NL "[Maya] was zeer samenhangend. Ik begreep precies hoe ik alles moest bouwen en waar alles was."
TR "[Maya] çok tutarlıydı. Her şeyi nasıl yapacağımı ve her şeyin nerede olduğunu tam olarak anladım."
NL "[Maya] was zeer samenhangend. Ik begreep precies hoe ik alles moest bouwen en waar alles was."
TR "[Maya] çok tutarlıydı. Her şeyi nasıl yapacağımı ve her şeyin nerede olduğunu tam olarak anladım."
NL "[Maya] was zeer samenhangend. Ik begreep precies hoe ik alles moest bouwen en waar alles was."
TR "[Maya] çok tutarlıydı. Her şeyi nasıl yapacağımı ve her şeyin nerede olduğunu tam olarak anladım."
NL "[Maya] was zeer samenhangend. Ik begreep precies hoe ik alles moest bouwen en waar alles was."
TR "[Maya] çok tutarlıydı. Her şeyi nasıl yapacağımı ve her şeyin nerede olduğunu tam olarak anladım."
NL "[Maya] was zeer samenhangend. Ik begreep precies hoe ik alles moest bouwen en waar alles was."
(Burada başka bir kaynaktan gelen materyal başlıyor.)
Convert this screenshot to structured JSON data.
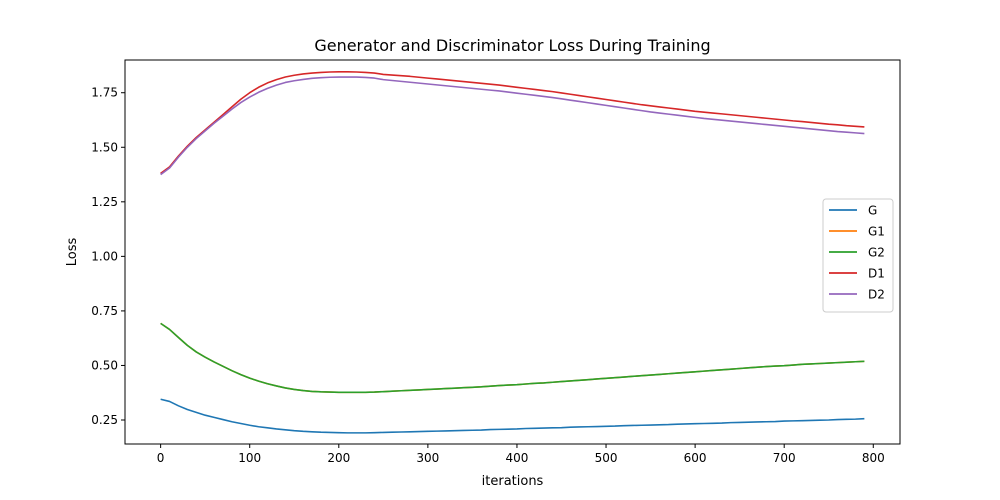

TR "[Maya] çok tutarlıydı. Her şeyi nasıl yapacağımı ve her şeyin nerede olduğunu tam olarak anladım."
NL "[Maya] was zeer samenhangend. Ik begreep precies hoe ik alles moest bouwen en waar alles was."
TR "[Maya] çok tutarlıydı. Her şeyi nasıl yapacağımı ve her şeyin nerede olduğunu tam olarak anladım."
NL "[Maya] was zeer samenhangend. Ik begreep precies hoe ik alles moest bouwen en waar alles was."
TR "[Maya] çok tutarlıydı. Her şeyi nasıl yapacağımı ve her şeyin nerede olduğunu tam olarak anladım."
NL "[Maya] was zeer samenhangend. Ik begreep precies hoe ik alles moest bouwen en waar alles was."
TR "[Maya] çok tutarlıydı. Her şeyi nasıl yapacağımı ve her şeyin nerede olduğunu tam olarak anladım."
NL "[Maya] was zeer samenhangend. Ik begreep precies hoe ik alles moest bouwen en waar alles was."
TR "[Maya] çok tutarlıydı. Her şeyi nasıl yapacağımı ve her şeyin nerede olduğunu tam olarak anladım."
NL "[Maya] was zeer samenhangend. Ik begreep precies hoe ik alles moest bouwen en waar alles was."
TR "[Maya] çok tutarlıydı. Her şeyi nasıl yapacağımı ve her şeyin nerede olduğunu tam olarak anladım."